Working together to promote premier, multi-disciplinary research and development in the area of minerals beneficiation
UCT instrumental in the success of South Africa’s first ‘Unearthed Hackathon’ for the Mining Industry held from 5 – 7th Feb at Workshop 17
8 Feb 2016 - 15:15
Participants at the‘Unearthed Hackathon’ at Workshop 17 Waterfront Cape Town
The mining industry is facing many economic and technical challenges and innovation is urgently needed to meet them. As Jeannette McGill, event judge and Head of Technology & Innovation at Anglo Platinum commented, the industry strives to remain both relevant and resilient in rapidly changing times.
Unearthed hackathon events are unique 54-hour long activities focused on meeting these needs for the resources sector, by adapting the successful innovation ecosystem model most commonly associated with the Silicon Valley. Software developers, designers, and industry insiders come together to develop prototype solutions to resources sector problems. Unearthed participants have a chance to work on proprietary industry data as well as data from our government partners, even where they have no prior experience in the resources sector. It is this openness that allows for novel, often surprising solutions to surface in a very short time.
Five events were held in Australia in 2015 and the organisers were keen to run an event internationally. Dee Bradshaw was able to catalyse the opportunity for Cape Town to host the first International event with UCT's support and put the organisers in touch with Lianne du Toit of Silicon Cape, just in time to coincide with Africa's largest mining conference, the Mining Indaba.

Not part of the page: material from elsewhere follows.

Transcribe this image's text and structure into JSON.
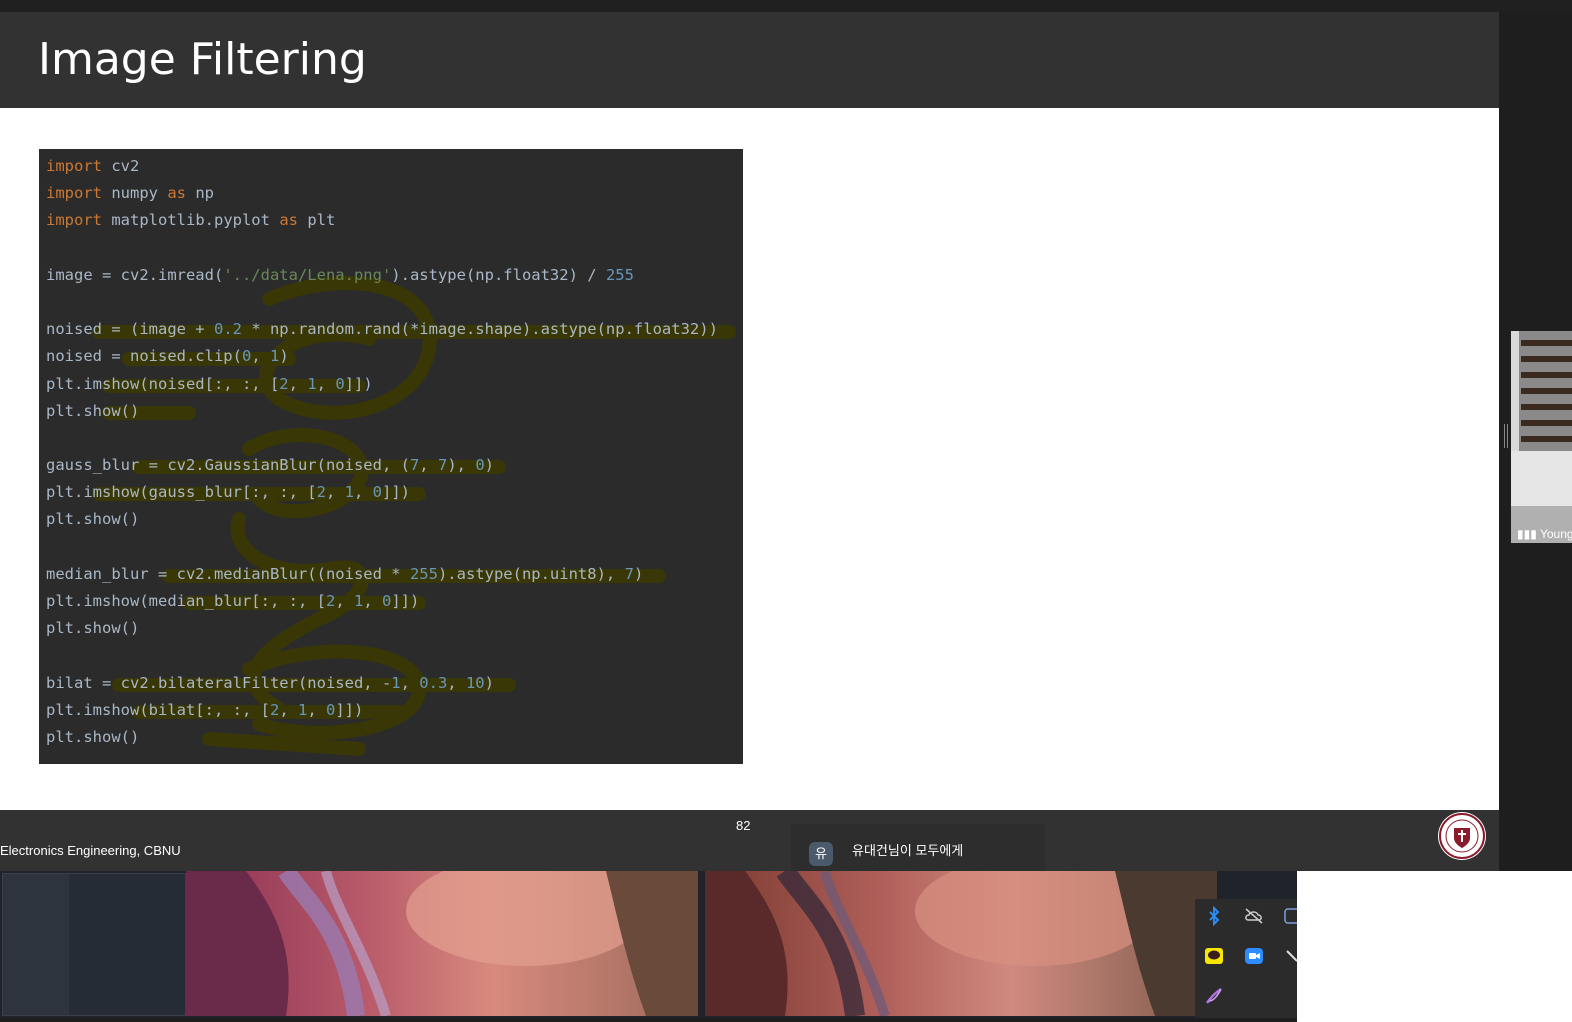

The first Unearthed Hackathon in Cape Town offered five Challenges, ranging from practical operation challenges like particle segmentation, to more open challenges like 'nano mining'. These were set by De Beers and Anglo American and 17 teams worked all weekend to address them. Six of the teams contained UCT students from different EBE departments. Although these weren’t the winning teams, there was plenty gained by all the participants. For most of the participants, winning was not the end goal – networking with industry professionals, learning more about a fascinating industry and being able to work with fellow people passionate about making change were the real aims, and these certainly were achieved.
In some cases the projects can be used directly and further discussions with the companies are happening. The participants left the hackathon inspired and buzzing with ideas – not all related to mining - that they were keen to develop further.